Saturday 14 February 2009

The "how" of belief

What does it mean to believe in Christianity?  How does one have faith?  How does one exist as a believing Christian?

These are the questions that Kierkegaard answers in what he thought would be his last work, Concluding Unscientific Postscript to Philosphical Fragments.  It's not the most marketable title.  It probably won't end up on Oprah's book list any time soon.  But the 'Concluding' part of the title refers to the fact that Kierkegaard thought he was done as writer.  Later, he decided it would be important to return as an author and attempt to explain Christianity more directly because of the injustices he saw around him done in the name of Christ.

One of the biggest reasons Kierkegaard tends to be so misunderstood is that nearly all of his major works, particularly his early works, are written under different fictional names or "characters" that embodied particular worldviews, some of them radically different than Kierkegaard.  His purpose was to present a first-person account of a particular way of life and force the reader to reflect on their own life in response to how that character is living.  In other words, instead of just telling someone directly what to believe, for example that pursuing pleasure above all else leads to despair, Kierkegaard would write a first-person narrative of a person pursuing pleasure and falling into despair, allowing the readers to judge for themselves and reflect on how much their own life might be similar.  These weren't just characters in a book with Kierkegaard's name on it as the author.  His name didn't show up anywhere on the book, as he was hoping that no one would know he wrote it.

Postscript is no different.  It's written by a man named Johannes Climacus, a character Kierkegaard created who is closer to Christianity than all of K's previous pseudonyms, but he isn't quite ready to become one.  He claims to have discovered what it truly takes to become a Christian, but the twist is that he has realized that it is much too difficult for him to do.  This was obviously directed to those in Kierkegaard's time who felt that it was quite easy to become a Christian, that existing in one's belief was a simple matter.

So here are a few selected passages from Postscript.  It's very long (over 600 pages), but the major point that Kierkegaard was trying to convey (through Climacus) is that becoming a Christian is a matter of inwardness, an individual subjectively coming to terms with the fact that God has entered the world, and relating every aspect of one's existence to that fact.  The key emphasis here is not so much on what a Christian believes.  Although that is important, what is more important is how one believes, how one relates him/herself to the truth of Christianity:

"Christianity has made the way most difficult, and it is only an illusion, which has snared many, that Christianity has made the way easy, since it helps people precisely and only by making the beginning such that everything becomes much more difficult than ever."

"If an existing person is to relate himself with pathos [i.e. with passionate inwardness] to an eternal happiness, then the point is that his existence should express the relation…yet no one knows it except the individual himself in his own consciousness….He needs only to attend to his own existence; then he knows it.

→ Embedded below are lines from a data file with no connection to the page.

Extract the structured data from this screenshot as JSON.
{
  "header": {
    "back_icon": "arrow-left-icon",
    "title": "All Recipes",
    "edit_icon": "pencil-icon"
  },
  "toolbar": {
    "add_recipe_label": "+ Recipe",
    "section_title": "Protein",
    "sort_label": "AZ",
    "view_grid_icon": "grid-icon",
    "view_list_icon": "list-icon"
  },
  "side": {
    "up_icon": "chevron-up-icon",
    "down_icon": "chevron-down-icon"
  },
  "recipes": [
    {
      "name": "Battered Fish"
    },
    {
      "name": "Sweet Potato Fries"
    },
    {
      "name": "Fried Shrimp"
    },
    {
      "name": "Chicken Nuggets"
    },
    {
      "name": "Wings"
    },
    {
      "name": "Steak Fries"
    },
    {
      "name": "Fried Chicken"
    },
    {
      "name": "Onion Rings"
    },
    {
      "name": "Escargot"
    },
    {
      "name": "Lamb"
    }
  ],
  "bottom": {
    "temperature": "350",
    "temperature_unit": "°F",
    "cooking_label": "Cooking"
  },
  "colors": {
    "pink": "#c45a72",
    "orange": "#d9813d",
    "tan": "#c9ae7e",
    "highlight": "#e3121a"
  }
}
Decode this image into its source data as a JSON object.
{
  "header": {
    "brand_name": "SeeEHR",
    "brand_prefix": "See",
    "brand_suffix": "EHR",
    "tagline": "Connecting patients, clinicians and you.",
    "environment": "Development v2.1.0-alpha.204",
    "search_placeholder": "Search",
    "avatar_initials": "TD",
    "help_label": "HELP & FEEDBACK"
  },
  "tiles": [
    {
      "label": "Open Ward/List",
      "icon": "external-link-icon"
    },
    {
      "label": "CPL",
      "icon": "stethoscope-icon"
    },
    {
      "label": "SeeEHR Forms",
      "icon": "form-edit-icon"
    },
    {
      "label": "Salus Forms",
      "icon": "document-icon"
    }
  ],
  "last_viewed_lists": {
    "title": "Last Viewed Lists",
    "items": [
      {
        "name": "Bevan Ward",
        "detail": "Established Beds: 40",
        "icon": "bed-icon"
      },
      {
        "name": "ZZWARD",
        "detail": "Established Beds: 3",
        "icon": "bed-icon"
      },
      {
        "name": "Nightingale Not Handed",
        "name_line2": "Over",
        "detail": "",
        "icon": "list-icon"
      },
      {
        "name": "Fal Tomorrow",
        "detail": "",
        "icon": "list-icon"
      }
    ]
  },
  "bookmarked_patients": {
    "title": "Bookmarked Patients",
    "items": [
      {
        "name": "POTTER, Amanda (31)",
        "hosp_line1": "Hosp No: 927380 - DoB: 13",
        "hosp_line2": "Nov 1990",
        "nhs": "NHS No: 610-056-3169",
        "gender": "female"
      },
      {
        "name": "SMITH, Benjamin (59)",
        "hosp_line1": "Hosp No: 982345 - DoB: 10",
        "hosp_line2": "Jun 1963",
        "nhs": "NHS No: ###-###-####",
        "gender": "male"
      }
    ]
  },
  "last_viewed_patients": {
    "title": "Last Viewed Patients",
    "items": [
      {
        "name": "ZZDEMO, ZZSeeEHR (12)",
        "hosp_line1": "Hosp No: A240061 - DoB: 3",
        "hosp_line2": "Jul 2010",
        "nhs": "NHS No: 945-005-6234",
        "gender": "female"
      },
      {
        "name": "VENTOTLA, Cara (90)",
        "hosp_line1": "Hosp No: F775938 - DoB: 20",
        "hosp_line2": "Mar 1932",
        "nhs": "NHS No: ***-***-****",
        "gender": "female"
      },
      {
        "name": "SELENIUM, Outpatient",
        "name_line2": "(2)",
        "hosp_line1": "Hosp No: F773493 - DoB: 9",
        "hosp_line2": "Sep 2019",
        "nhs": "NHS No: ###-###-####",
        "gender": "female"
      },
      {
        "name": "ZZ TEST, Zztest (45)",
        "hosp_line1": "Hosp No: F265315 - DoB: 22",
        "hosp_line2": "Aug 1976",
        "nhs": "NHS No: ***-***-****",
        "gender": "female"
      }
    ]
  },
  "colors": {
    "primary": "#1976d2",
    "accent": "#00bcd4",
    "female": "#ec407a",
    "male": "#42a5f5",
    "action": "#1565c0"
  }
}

If it does not absolutely transform his existence for him, then he is not relating himself to an eternal happiness; if there is something he is not willing to give up for its sake, then he is not relating himself to an eternal happiness."

"Although in the world we frequently enough see a presumptuous religious individuality who, himself so exceedingly secure in his relationship with God and jauntily sure of his eternal happiness, is self-importantly busy doubting the salvation of others and offering them his help, I believe it would be appropriate discourse for a truly religious person if he said: I do not doubt anyone’s salvation; the only one I have fears about is myself; even if I see a person sink low, I still dare not despair of his salvation, but if it is myself, then I certainly would be forced to endure the terrible thought."

"Suppose that a person with a deeply religious need continually heard only the kind of pious address in which everything is rounded off by having the absolute telos [i.e. eternal happiness] exhaust itself in relative ends – what then? He would sink into the deepest despair, since he in himself experienced something else and yet never heard the pastor talk about this, about suffering in one’s inner being, about the suffering of the God-relationship. Out of respect for the pastor and the pastor’s rank, he perhaps would be led to interpret this suffering as a misunderstanding, or as something that other people presumably also experienced but found so easy to overcome that it is not even mentioned."

"God rescues from delusion the person who in quiet inwardness and honest before God is concerned for himself; even though he is ever so simple, God leads him in the suffering of inwardness to the truth."